Hebraica Nizozot/Scintille
Scetticismo ebraico? Forse…

Per il filosofo franco-israeliano André Neher, “forse” è la parola chiave del pensiero ebraico. Una disamina del dubbio e della sospensione del giudizio dal Talmud a oggi

Ci sono due modi per dire ‘scettico’ in ebraico: cheser emunà, ossia ‘colui che manca di fede’, di fiducia; e safqan, che viene da una radice trilittera polisemica, che veicola anche il concetto di dubbio, safeq. Di primo acchito sembrerebbe che un buon ebreo non possa essere uno scettico, perché la fiducia sta alla base del patto tra Qadosh Barukh Hu e Israele, e se si dubitasse della Sua esistenza o della Sua rivelazione si sarebbe tentati di ‘tagliare i germogli’, espressione rabbinica per dire l’abbandono di ogni pratica religiosa.
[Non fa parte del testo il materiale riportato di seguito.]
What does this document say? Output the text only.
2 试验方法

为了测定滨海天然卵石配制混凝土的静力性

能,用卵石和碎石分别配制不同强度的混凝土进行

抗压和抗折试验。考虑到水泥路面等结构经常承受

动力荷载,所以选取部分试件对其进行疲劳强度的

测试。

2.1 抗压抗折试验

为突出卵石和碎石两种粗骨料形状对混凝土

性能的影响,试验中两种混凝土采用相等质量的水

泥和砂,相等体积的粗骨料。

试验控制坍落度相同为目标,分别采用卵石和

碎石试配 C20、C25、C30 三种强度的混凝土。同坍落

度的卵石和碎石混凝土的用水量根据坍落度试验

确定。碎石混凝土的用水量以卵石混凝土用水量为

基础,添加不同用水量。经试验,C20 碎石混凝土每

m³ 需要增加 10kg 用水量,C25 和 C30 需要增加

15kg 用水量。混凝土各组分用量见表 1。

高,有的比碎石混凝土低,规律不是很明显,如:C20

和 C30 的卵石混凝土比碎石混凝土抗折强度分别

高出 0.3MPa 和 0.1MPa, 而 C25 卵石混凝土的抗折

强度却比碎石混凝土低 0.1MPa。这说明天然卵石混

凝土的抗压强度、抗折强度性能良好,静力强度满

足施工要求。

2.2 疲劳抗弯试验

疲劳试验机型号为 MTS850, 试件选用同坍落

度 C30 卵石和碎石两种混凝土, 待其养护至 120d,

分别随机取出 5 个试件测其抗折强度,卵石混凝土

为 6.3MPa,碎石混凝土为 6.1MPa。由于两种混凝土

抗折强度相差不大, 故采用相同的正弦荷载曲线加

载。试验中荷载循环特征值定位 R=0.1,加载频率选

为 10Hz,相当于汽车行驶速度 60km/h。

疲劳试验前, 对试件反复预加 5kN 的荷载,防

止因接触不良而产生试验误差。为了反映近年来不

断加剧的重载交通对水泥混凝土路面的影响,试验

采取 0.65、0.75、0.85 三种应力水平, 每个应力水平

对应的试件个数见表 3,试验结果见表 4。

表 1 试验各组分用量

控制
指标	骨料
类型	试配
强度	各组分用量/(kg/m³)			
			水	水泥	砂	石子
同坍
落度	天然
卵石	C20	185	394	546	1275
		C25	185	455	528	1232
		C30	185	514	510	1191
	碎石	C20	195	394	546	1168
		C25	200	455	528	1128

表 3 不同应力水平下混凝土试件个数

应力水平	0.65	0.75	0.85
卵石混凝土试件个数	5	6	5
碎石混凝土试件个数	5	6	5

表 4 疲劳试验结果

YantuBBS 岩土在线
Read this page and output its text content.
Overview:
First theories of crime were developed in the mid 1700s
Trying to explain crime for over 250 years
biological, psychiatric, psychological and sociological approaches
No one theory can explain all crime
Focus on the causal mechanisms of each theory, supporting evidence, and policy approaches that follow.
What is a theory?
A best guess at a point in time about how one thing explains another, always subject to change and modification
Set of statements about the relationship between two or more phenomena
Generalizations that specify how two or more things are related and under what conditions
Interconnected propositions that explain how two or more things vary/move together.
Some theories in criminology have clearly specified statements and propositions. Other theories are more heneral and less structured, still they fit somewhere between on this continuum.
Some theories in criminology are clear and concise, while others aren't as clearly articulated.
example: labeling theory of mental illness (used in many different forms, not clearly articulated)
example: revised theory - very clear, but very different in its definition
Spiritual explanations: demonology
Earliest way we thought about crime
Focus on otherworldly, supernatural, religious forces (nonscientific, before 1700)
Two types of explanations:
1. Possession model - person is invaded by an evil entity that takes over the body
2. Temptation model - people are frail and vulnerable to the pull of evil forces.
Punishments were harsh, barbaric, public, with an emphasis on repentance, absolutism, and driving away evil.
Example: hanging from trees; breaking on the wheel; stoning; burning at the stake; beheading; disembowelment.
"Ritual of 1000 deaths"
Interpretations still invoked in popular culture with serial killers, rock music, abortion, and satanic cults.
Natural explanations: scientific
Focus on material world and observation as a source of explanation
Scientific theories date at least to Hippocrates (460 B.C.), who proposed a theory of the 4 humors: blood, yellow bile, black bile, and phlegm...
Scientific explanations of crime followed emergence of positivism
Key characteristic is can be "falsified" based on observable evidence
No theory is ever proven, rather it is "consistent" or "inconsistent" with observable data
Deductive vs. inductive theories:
Eppure, se si va a fondo nelle fonti del giudaismo, viene più di un dubbio: la fede ebraica non pare affatto espressione di un atteggiamento dogmatico, anzi è costellata di domande la cui risposta non è mai scontata e di interrogativi che, se non sono scetticismo, ci vanno assai vicini.

“Nel giudaismo – scrive l’accademico Giuseppe Veltri, che ha approfondito la questione se esista o no uno scetticismo di marca ebraica – l’arte di studiare implica il saper porre di continuo dubbi a riguardo di quel che il maestro pensa e dice. Inoltre lo studio della Torà non ha al suo centro una dottrina teologica, né può essere uno studio meramente mnemonico o basato sulla pura ripetizione di quel che si è udito”. Senza cadere ovviamente negli stereotipi (che svuoterebbero il senso di questo approccio critico incline allo scavo per una migliore comprensione dei testi), si tratta di un’attitudine, quasi una middà o virtù, che lascia spazio anche alla mancanza di risposte definitive, almeno sul piano intellettuale, e alla sospensione del giudizio, a fronte di questioni complesse che vanno oltre i proverbiali ‘quattro cubiti di halakhà’. Del resto, c’è chi vede già nella meghillà di Qohelet il paradigma della propensione allo scetticismo sulle cose del mondo. E nel Talmud, trattato Berakhot 4a, leggiamo: “Un maestro afferma: insegna alla tua lingua a dire ‘non so’, per non essere considerato un mentitore”. Impossibile non vedere la vicinanza di quest’ammonimento, o ammissione di ignoranza, con il famoso adagio di Socrate: ‘So di non sapere’, nel solco del quale sorsero le scuole scettiche dell’antichità, prima quella di Pirrone, tra IV e III secolo a.e.c., e poi quella di Sesto Empirico, tra II e III secolo della nostra èra.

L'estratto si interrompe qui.